11/12/2004|||110027202753184299||||||THE VIEW FROM CENTRAL COMMAND
George Will, visiting the HQ in Tampa, gets an overview from Gen John Abizaid and his staff (registration required):
"Officers here believe that the problem of foreign fighters in Iraq has been vastly exaggerated -- that only a few hundred of 10,000 people detained in Iraq are foreigners. In Fallujah, a Darwinian dynamic may be at work -- survival of the most dangerous. That is, many insurgents fled before the Marines came, while the stupid ones stayed. The core of the insurgency -- former regime elements -- may include a few who want to return to the good old days of the 7th century but many more who want to return to the good old days of power in Baghdad and shopping at Harrods in London.
"Abizaid believes that radical Islam today is roughly akin to Bolshevism in 1890 and fascism in 1920 -- there is time to stop its rise, but it must be stopped. Military success is certain. The enemy dare not mass. In Vietnam, U.S. battalions suffered defeats. In Iraq, there has been no platoon-size defeat, and regular U.S. infantry units perform tasks that would have called for Delta Force skills a decade ago.

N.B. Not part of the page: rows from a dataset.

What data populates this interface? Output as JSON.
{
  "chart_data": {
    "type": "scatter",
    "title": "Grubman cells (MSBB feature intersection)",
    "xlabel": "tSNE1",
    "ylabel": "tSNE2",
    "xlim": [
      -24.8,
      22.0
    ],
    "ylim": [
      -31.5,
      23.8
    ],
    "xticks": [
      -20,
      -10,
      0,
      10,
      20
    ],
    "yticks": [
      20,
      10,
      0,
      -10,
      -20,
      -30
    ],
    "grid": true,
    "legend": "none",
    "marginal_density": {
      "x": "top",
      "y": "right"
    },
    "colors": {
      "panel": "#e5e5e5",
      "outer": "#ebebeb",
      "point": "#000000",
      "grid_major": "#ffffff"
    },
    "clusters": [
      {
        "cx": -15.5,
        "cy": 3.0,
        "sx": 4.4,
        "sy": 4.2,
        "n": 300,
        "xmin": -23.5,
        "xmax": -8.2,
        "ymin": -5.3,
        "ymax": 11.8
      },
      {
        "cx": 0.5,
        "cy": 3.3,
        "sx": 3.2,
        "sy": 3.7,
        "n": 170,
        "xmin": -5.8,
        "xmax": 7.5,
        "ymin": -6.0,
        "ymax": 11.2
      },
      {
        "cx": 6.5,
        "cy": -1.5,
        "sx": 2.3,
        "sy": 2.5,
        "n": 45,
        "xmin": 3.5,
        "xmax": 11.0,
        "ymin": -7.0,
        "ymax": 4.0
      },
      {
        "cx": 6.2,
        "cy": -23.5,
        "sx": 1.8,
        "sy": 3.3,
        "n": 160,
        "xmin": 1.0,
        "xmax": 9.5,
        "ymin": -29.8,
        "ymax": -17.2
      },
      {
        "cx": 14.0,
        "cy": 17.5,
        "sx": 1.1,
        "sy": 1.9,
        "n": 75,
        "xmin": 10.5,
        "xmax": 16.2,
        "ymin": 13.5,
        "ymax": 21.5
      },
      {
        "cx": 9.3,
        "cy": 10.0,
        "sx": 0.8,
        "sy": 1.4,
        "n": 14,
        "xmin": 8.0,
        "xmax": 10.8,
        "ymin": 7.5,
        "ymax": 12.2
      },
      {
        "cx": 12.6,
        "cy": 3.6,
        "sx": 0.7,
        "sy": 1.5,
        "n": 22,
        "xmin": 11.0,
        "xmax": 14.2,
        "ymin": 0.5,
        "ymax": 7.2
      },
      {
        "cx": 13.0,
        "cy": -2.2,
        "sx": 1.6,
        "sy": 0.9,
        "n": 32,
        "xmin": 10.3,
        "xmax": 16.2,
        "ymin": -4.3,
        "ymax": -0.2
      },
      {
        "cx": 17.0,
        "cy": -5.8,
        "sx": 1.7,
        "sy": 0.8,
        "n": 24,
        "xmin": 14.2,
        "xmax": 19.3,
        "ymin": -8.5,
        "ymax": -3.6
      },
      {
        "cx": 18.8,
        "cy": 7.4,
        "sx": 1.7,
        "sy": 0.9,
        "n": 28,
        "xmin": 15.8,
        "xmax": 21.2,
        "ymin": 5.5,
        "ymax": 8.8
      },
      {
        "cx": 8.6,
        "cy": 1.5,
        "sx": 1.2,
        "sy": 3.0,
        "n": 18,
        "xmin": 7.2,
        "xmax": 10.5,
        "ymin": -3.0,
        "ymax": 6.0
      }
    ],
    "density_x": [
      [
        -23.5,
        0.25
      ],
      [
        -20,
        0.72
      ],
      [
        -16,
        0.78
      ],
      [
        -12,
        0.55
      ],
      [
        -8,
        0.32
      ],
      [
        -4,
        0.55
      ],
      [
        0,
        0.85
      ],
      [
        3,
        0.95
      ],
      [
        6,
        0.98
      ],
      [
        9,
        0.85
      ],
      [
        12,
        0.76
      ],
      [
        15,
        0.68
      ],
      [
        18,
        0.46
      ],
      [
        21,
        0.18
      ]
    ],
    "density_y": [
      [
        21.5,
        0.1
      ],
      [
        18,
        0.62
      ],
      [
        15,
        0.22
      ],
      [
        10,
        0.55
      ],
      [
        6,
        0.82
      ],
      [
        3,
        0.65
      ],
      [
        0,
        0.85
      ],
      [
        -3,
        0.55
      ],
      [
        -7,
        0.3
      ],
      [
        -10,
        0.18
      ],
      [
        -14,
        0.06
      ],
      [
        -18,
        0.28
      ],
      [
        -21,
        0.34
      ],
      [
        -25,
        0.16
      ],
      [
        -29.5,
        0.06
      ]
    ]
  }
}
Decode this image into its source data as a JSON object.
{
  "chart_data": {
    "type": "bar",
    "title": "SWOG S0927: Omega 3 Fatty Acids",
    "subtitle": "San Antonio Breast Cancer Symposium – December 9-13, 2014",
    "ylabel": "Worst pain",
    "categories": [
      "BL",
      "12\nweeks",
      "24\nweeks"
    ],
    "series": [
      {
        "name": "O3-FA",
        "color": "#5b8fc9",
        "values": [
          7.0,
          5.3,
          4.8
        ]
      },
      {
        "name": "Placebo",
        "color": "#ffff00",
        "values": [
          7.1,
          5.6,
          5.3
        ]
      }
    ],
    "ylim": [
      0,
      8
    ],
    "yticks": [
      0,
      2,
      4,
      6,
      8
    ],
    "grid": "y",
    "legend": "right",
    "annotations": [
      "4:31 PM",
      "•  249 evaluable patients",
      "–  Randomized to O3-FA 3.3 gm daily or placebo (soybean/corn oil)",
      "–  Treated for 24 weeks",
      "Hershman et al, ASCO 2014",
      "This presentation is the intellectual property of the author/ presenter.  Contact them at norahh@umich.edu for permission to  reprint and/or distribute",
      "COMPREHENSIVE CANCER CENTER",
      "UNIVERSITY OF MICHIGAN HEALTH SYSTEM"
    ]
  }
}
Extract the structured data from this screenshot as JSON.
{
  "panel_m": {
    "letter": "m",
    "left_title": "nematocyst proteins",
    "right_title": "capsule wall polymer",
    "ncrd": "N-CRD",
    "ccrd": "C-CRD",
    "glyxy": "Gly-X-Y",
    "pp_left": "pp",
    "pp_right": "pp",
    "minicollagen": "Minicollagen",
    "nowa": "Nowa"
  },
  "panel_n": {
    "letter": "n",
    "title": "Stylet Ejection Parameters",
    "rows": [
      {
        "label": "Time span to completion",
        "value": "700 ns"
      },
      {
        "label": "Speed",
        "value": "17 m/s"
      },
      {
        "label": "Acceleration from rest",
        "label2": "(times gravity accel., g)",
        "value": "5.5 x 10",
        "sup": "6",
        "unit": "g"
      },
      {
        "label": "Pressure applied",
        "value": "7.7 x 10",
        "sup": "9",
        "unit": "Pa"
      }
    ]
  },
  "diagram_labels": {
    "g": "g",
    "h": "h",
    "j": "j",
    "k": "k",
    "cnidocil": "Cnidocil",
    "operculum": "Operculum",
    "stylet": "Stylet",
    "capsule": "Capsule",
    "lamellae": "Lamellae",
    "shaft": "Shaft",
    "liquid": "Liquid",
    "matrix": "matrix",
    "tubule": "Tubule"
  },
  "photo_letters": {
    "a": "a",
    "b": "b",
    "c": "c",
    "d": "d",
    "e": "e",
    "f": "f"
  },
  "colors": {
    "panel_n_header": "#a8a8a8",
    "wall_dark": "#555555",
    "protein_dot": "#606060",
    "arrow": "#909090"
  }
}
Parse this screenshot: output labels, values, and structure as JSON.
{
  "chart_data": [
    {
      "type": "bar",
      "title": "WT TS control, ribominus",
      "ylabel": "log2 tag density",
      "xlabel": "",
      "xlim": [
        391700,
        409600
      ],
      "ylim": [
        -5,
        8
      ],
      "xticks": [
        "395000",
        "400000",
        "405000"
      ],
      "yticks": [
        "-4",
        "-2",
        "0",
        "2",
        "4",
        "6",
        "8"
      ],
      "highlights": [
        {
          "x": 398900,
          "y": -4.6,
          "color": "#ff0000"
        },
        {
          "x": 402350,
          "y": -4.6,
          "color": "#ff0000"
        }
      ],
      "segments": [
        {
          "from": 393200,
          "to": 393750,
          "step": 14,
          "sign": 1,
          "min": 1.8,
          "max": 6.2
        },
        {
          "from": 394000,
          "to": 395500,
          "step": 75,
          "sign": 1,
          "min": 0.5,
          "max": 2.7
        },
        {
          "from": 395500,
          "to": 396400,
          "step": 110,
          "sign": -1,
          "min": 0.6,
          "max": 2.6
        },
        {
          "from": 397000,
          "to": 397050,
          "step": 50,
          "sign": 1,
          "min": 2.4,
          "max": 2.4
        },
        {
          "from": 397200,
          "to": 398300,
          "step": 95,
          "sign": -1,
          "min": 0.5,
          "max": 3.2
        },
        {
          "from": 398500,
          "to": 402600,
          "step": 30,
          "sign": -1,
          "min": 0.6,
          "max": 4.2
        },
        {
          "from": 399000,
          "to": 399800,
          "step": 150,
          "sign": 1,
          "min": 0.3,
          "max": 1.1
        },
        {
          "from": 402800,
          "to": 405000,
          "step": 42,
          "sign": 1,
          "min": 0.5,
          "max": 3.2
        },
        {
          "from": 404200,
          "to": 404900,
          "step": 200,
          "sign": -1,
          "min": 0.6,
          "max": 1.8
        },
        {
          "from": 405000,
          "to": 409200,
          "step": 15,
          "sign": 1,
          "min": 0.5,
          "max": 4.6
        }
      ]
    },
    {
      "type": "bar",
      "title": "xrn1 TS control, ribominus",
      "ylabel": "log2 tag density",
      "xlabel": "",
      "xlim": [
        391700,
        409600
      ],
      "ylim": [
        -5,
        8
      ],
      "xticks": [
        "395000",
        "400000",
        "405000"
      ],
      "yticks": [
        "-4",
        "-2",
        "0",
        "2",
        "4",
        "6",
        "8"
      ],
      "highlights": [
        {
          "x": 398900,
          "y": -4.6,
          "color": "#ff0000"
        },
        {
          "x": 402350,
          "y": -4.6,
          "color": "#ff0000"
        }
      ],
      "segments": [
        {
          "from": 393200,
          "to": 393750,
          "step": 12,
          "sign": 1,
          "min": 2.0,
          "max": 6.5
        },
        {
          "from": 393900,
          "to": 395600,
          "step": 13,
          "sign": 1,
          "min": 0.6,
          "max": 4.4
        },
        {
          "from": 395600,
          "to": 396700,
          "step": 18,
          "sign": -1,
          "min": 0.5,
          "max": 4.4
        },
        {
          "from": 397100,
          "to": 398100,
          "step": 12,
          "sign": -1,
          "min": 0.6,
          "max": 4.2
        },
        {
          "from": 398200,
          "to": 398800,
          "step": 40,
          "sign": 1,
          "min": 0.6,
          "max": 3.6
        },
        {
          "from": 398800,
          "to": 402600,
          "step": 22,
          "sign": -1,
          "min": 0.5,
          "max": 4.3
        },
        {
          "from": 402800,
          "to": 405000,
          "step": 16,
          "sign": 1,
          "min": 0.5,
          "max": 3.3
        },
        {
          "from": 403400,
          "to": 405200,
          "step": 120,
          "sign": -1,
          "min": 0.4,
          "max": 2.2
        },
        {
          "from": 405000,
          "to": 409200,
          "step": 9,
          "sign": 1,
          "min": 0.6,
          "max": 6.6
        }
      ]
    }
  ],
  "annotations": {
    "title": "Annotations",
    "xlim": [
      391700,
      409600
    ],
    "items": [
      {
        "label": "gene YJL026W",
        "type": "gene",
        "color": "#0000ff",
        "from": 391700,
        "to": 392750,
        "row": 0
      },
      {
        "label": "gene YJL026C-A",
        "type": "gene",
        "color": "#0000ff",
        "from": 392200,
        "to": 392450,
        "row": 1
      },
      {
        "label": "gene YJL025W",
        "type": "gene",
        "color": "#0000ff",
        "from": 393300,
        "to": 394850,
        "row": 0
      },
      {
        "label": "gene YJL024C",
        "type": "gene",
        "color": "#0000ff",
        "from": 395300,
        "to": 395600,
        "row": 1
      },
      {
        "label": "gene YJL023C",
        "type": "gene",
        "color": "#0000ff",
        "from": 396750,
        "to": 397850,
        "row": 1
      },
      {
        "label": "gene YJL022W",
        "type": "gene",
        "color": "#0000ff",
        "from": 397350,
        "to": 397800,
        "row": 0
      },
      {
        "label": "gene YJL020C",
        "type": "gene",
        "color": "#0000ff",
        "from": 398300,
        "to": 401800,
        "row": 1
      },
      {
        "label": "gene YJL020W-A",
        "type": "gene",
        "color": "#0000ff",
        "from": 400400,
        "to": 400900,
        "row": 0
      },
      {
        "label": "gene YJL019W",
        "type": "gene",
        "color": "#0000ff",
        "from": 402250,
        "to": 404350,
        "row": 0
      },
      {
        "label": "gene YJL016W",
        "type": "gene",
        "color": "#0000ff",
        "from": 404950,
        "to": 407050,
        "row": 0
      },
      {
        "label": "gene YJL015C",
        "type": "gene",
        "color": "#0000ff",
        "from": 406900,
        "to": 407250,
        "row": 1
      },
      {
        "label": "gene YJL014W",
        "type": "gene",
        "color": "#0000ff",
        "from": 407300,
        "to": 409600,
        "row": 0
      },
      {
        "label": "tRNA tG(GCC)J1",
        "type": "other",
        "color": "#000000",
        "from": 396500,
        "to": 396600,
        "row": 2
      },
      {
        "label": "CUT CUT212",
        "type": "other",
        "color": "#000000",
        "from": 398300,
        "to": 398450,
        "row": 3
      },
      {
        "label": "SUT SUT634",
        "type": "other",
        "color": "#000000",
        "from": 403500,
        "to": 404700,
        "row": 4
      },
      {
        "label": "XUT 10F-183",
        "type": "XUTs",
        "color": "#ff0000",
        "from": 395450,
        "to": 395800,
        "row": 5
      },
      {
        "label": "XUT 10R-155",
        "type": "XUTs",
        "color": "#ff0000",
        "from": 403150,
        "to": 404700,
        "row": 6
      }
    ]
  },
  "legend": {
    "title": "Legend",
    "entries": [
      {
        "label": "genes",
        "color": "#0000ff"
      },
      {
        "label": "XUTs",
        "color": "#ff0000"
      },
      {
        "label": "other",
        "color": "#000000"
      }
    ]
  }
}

"...Success in Iraq, people here believe, is contingent on three ifs: if Iraqi military and security forces can stay intact during contacts with the insurgents; if insurgents are killed in sufficient numbers to convince the Sunni political class that it must invest its hope in politics; and if neighboring states, especially Syria, will cooperate in slowing the flow of money and other aid to the insurgency. If so, then the United States can -- this is the preferred verb -- "stand up" an Iraqi state and recede from a dominant role."